While this review is video focused, I have a few observations about taking photos with the GH5s. 10.2 is not a lot of megapixels; four by three photos are 3,680 x 2,760 in size, which seems comically small compared to, say, the 42.4-megapixel Sony A7R III. As such, it simply won't do for landscape, portrait and other photographers.
On the other hand, my photos were plenty sharp (using Panasonic's excellent Leica 12-60 f/2.8-4.0 lens), and with 14-bit RAW, you can dig into shadows and highlights to recover detail. The contrast-detect AF, while still inferior to phase-detect AF from Sony and especially Canon, has never worked better than on the GH5s, I found. And when using center-weighted metering, most of my shots had perfect exposure.

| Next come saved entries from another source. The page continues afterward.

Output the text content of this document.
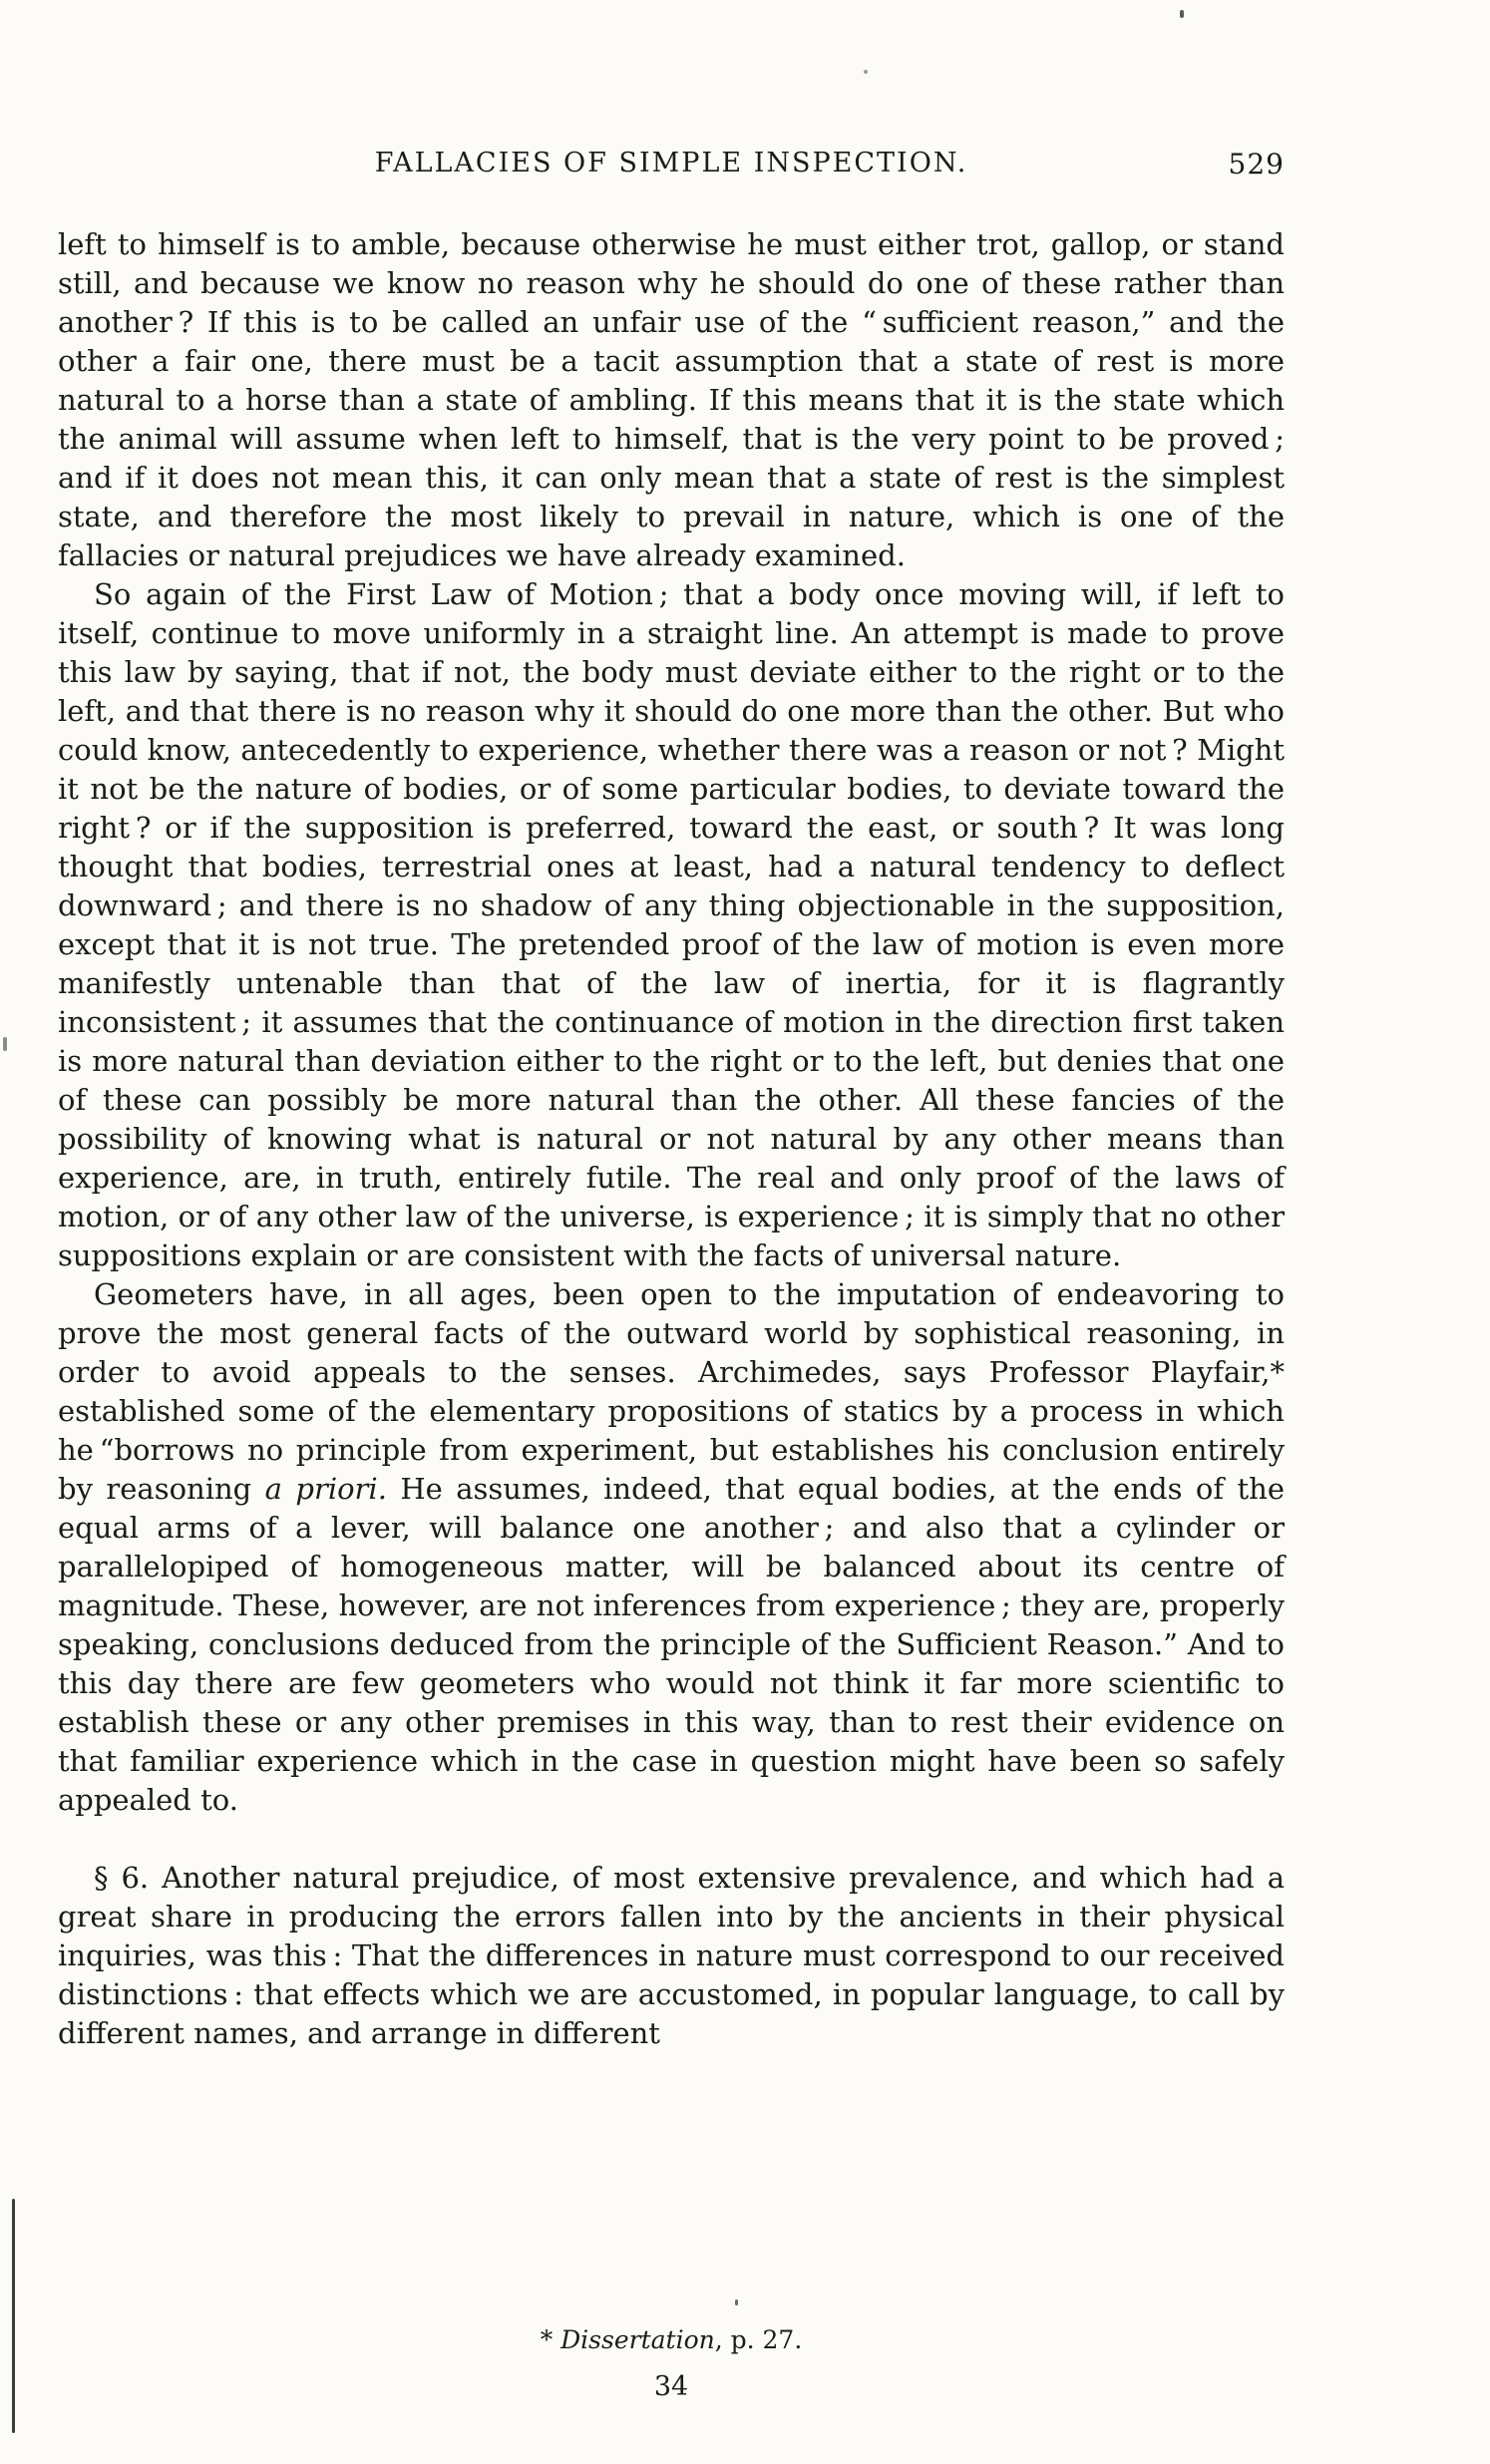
FALLACIES OF SIMPLE INSPECTION.	529

left to himself is to amble, because otherwise he must either trot, gallop, or stand still, and because we know no reason why he should do one of these rather than another ? If this is to be called an unfair use of the “ sufficient reason,” and the other a fair one, there must be a tacit assumption that a state of rest is more natural to a horse than a state of ambling. If this means that it is the state which the animal will assume when left to himself, that is the very point to be proved ; and if it does not mean this, it can only mean that a state of rest is the simplest state, and therefore the most likely to prevail in nature, which is one of the fallacies or natural prejudices we have already examined.

So again of the First Law of Motion ; that a body once moving will, if left to itself, continue to move uniformly in a straight line. An attempt is made to prove this law by saying, that if not, the body must deviate either to the right or to the left, and that there is no reason why it should do one more than the other. But who could know, antecedently to experience, whether there was a reason or not ? Might it not be the nature of bodies, or of some particular bodies, to deviate toward the right ? or if the supposition is preferred, toward the east, or south ? It was long thought that bodies, terrestrial ones at least, had a natural tendency to deflect downward ; and there is no shadow of any thing objectionable in the supposition, except that it is not true. The pretended proof of the law of motion is even more manifestly untenable than that of the law of inertia, for it is flagrantly inconsistent ; it assumes that the continuance of motion in the direction first taken is more natural than deviation either to the right or to the left, but denies that one of these can possibly be more natural than the other. All these fancies of the possibility of knowing what is natural or not natural by any other means than experience, are, in truth, entirely futile. The real and only proof of the laws of motion, or of any other law of the universe, is experience ; it is simply that no other suppositions explain or are consistent with the facts of universal nature.

Geometers have, in all ages, been open to the imputation of endeavoring to prove the most general facts of the outward world by sophistical reasoning, in order to avoid appeals to the senses. Archimedes, says Professor Playfair,* established some of the elementary propositions of statics by a process in which he “borrows no principle from experiment, but establishes his conclusion entirely by reasoning a priori. He assumes, indeed, that equal bodies, at the ends of the equal arms of a lever, will balance one another ; and also that a cylinder or parallelopiped of homogeneous matter, will be balanced about its centre of magnitude. These, however, are not inferences from experience ; they are, properly speaking, conclusions deduced from the principle of the Sufficient Reason.” And to this day there are few geometers who would not think it far more scientific to establish these or any other premises in this way, than to rest their evidence on that familiar experience which in the case in question might have been so safely appealed to.

§ 6. Another natural prejudice, of most extensive prevalence, and which had a great share in producing the errors fallen into by the ancients in their physical inquiries, was this : That the differences in nature must correspond to our received distinctions : that effects which we are accustomed, in popular language, to call by different names, and arrange in different

* Dissertation, p. 27.
34
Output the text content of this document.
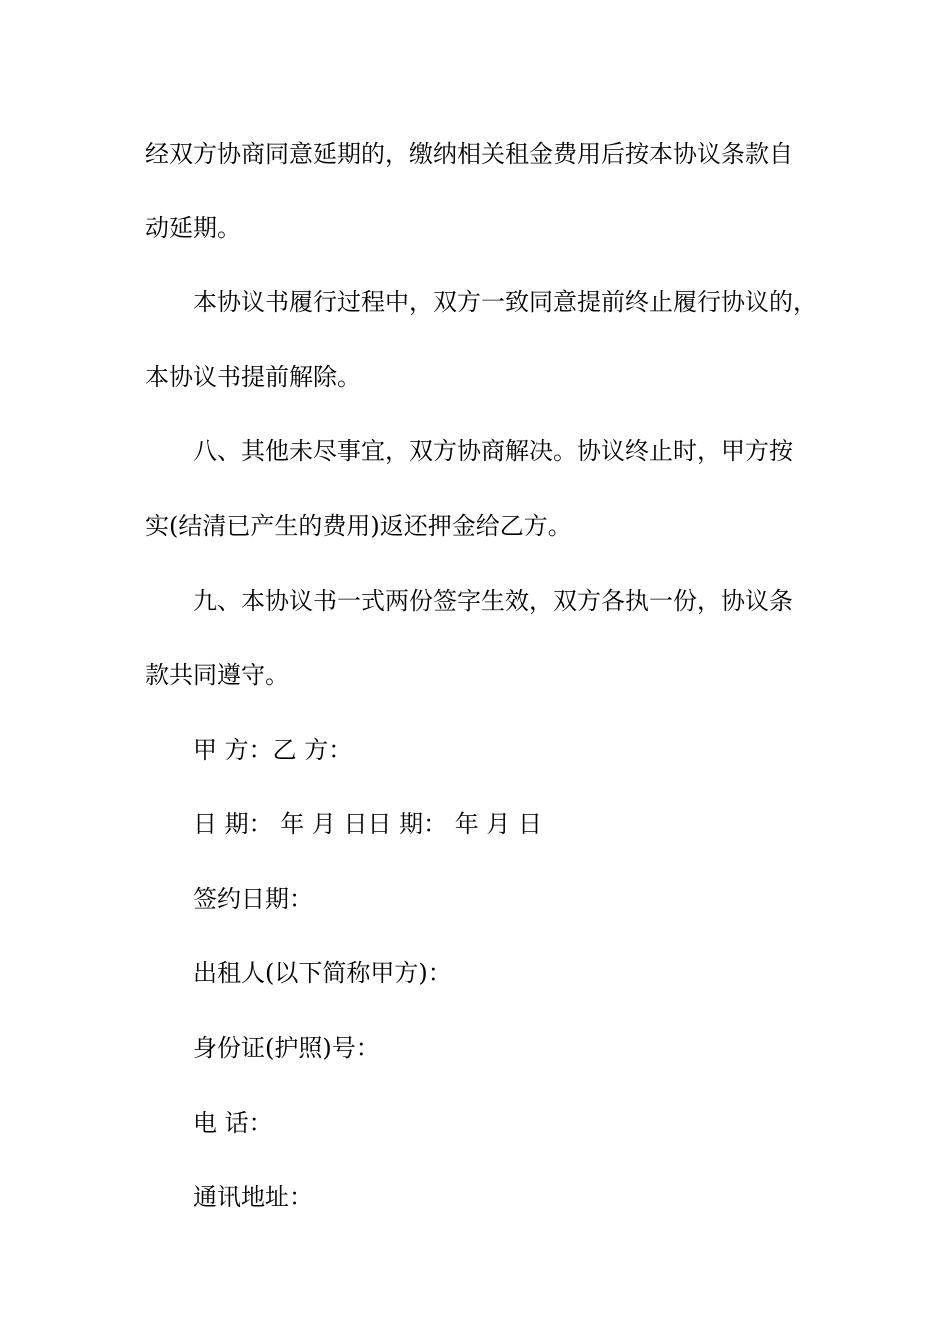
经双方协商同意延期的，缴纳相关租金费用后按本协议条款自
动延期。
本协议书履行过程中，双方一致同意提前终止履行协议的，
本协议书提前解除。
八、其他未尽事宜，双方协商解决。协议终止时，甲方按
实(结清已产生的费用)返还押金给乙方。
九、本协议书一式两份签字生效，双方各执一份，协议条
款共同遵守。
甲 方：乙 方：
日 期： 年 月 日日 期： 年 月 日
签约日期：
出租人(以下简称甲方)：
身份证(护照)号：
电 话：
通讯地址：
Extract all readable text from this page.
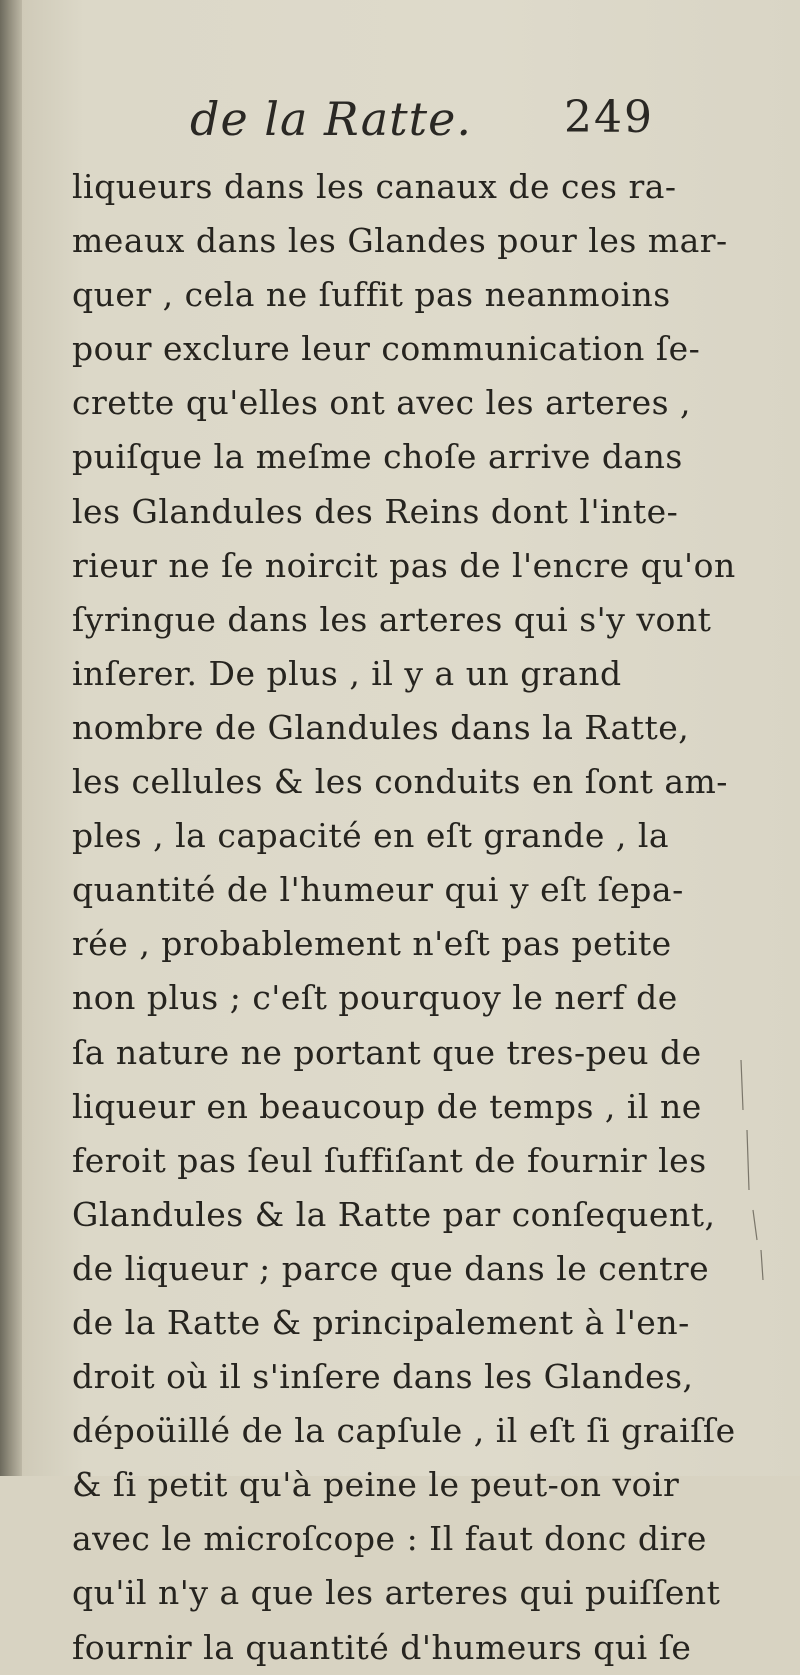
de la Ratte. 249
liqueurs dans les canaux de ces ra-
meaux dans les Glandes pour les mar-
quer , cela ne ſuffit pas neanmoins
pour exclure leur communication ſe-
crette qu'elles ont avec les arteres ,
puiſque la meſme choſe arrive dans
les Glandules des Reins dont l'inte-
rieur ne ſe noircit pas de l'encre qu'on
ſyringue dans les arteres qui s'y vont
inſerer. De plus , il y a un grand
nombre de Glandules dans la Ratte,
les cellules & les conduits en ſont am-
ples , la capacité en eſt grande , la
quantité de l'humeur qui y eſt ſepa-
rée , probablement n'eſt pas petite
non plus ; c'eſt pourquoy le nerf de
ſa nature ne portant que tres-peu de
liqueur en beaucoup de temps , il ne
feroit pas ſeul ſuffiſant de fournir les
Glandules & la Ratte par conſequent,
de liqueur ; parce que dans le centre
de la Ratte & principalement à l'en-
droit où il s'inſere dans les Glandes,
dépoüillé de la capſule , il eſt ſi graiſſe
& ſi petit qu'à peine le peut-on voir
avec le microſcope : Il faut donc dire
qu'il n'y a que les arteres qui puiſſent
fournir la quantité d'humeurs qui ſe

In sum, Panasonic has really done a great job targeting the video crowd with the GH5s. By switching back to a multi-active sensor, it squeezed the most out of the micro four thirds format, which should give pause to folks considering an APS-C model like the Sony A6500 or Fujifilm's new X-H1. It also blows away nearly every camera, save Sony's A7S II, in low-light performance. And even where it falls down there, the GH5s' excellent video codec and high bit rates can save the day.
But will it convince Sony or even Canon 5D mark IV video shooters to switch? I'm not so sure about that. People who like large sensors would very reluctantly go down to one half the size in exchange for a more robust codec, in my opinion. And the GH5s is still limited to contrast detect focus. It seems to work a bit better for video than the GH5, but Canon's dual-pixel, phase-detect autofocus is the gold standard -- it's much faster and more reliable.
It'll also be tough to get GH5 shooters on board. Many of those folks are not pleased about the lack of IBS on the GH5s, especially the vlogging crowd. At the same time, the GH5 is a great camera for general photography, but a 10.2-megapixel mirrorless that costs $400 more is a pretty tough sell, even with the GH5s' new 14-bit RAW mode.
As someone who does a fair amount of video work, I applaud Panasonic for building the GH5s and would recommend it for pro or keen amateur video shooters over Sony's A7S II. At the same time, if you don't depend on video for your livelihood, I wouldn't advise spending $2,400 on it (nor would i recommend the A7S II). If you do both video and photography equally, then your best option is probably, yes, the older GH5 or, if you have more cash and want a full-frame sensor, the A7R III or Canon 5D Mark IV.